Chiusa la parentesi, risulta quindi chiaro il mio interesse per il libro di Silvestri: ero assolutamente interessato a leggere cosa un uomo di scienza e appassionato di storia avesse da dire a proposito della seconda guerra punica. Silvestri, molto umilmente, decide di offrire una ricostruzione priva di incertezze storiografiche, che egli invece tratta nelle note e nell’appendice, le quali sono molto ricche di dettagli e soprattutto di riferimenti precisi ad ogni evento descritto nel libro.

Questo libro l’ho voluto scrivere e l’ho scritto per coloro che amano la storia standone fuori: fuori dal proprio impegno quotidiano. È la storia del popolo romano e dei popoli italici, è anche la storia dei nemici cartaginesi e greci, in un esile intervallo di tempo: 17 anni…Non è scritto, questo libro, per gli studiosi, per gli storici professionisti, per i docenti di storia ad alto livello. È dedicato ai «non storici», che della storia siano maniaci. E so che sono molti, e io stesso sono uno di loro e mi metto fra loro.

Dunque, Silvestri, oltre a narrare gli eventi, riesce a infondere in essi una propria particolare visione? Riesce cioè a risultare in qualche modo originale e rendere quindi meritevole il libro di essere letto? La domanda è molto importante perché una risposta negativa implicherebbe che, piuttosto che quest’opera, al lettore converrebbe leggere altri libri di altri autori – magari esperti del settore come lo storico Giovanni Brizzi – o le fonti originali che ad esempio nel caso di Tito Livio offrono una narrazione lunga e completa.

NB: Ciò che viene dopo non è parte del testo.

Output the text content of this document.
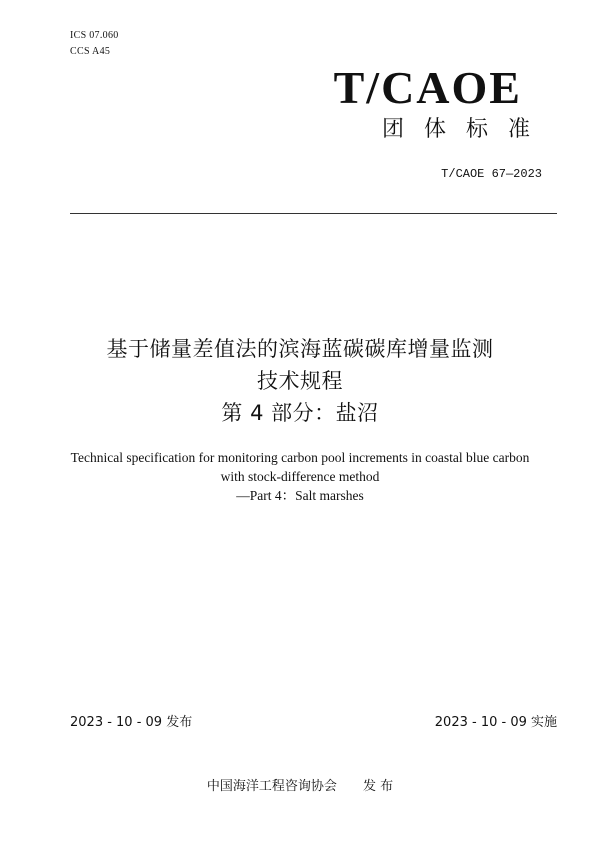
ICS 07.060
CCS A45
T/CAOE
团体标准
T/CAOE 67—2023
基于储量差值法的滨海蓝碳碳库增量监测
技术规程
第 4 部分：盐沼
Technical specification for monitoring carbon pool increments in coastal blue carbon
with stock-difference method
—Part 4：Salt marshes
2023 - 10 - 09 发布	2023 - 10 - 09 实施
中国海洋工程咨询协会 发 布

La risposta, comunque, è positiva (non avrei parlato del libro, altrimenti). Silvestri (ri)legge la seconda guerra punica attraverso la lente di un “conflitto mondiale” (dove “mondiale” sta per “mondo conosciuto dagli antichi”); stessa la magnitudine della lotta, stessa l’importanza dei suoi risultati, stessa l’influenza su ogni aspetto della vita sociale dell’epoca.

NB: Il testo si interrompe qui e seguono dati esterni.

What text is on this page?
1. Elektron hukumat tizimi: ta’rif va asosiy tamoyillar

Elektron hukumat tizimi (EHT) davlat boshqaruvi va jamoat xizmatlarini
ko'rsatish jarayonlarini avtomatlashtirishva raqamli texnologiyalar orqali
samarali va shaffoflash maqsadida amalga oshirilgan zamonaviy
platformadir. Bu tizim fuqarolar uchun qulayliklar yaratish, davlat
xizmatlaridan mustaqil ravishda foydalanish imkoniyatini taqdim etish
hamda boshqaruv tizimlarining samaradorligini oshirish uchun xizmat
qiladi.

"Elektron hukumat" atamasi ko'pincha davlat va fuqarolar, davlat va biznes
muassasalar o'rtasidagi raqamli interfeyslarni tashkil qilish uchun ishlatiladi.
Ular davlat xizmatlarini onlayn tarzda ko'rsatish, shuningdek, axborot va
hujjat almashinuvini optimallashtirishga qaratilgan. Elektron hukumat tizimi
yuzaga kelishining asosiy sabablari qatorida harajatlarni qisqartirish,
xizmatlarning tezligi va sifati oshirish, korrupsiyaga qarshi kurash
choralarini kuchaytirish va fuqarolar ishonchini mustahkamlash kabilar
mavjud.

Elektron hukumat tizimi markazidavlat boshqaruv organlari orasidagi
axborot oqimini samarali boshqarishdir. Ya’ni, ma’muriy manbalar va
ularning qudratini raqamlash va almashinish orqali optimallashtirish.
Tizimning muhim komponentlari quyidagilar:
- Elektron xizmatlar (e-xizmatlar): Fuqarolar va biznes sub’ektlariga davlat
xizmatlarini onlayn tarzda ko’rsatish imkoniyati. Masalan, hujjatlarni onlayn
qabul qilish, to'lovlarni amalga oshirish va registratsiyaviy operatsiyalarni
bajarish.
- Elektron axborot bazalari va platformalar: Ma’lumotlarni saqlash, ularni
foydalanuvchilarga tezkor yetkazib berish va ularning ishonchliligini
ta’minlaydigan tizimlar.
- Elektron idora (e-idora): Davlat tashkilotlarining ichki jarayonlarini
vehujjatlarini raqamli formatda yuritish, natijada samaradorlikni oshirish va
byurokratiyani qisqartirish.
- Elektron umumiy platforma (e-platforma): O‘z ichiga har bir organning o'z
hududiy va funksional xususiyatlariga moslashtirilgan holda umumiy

Fu, quella con i cartaginesi e con il loro grandissimo duce Annibale, una lotta all’ultimo sangue. Fu, da parte di Roma, una guerra totale: anzi, l’unica guerra totale dell’antichità, del Medioevo e del mondo moderno, fino alla prima guerra mondiale, che fu più totale della seconda eccetto che per l’Unione Sovietica e per la Germania nazista. Questo è uno dei motivi che rendono la storia della guerra annibalica così avvincente. Se l’Europa ha oggi questo assetto, se è abitata da questi popoli, se vi si è sviluppata la civiltà che ha preso radici e che ha contaminato il mondo intero, ebbene, se l’Europa è quello che è, ciò è dovuto meno alla scoperta delle Americhe, alla guerra dei Trent’anni, alla Rivoluzione francese, alla pace di Versailles, ai colloqui di Jalta, al crollo del comunismo orientale, che alla vittoria di Roma su Cartagine come conclusione della seconda guerra punica. Essa fu decisiva per il futuro della storia per molti millenni. Una data epocale, anzi l’unica data epocale della storia, che divide il prima dal dopo: un prima che si ritira per migliaia d’anni fino alle origini della civiltà neolitica, e il dopo che si prolunga fino a oggi, a domani, alla conquista del sistema solare e forse più in là.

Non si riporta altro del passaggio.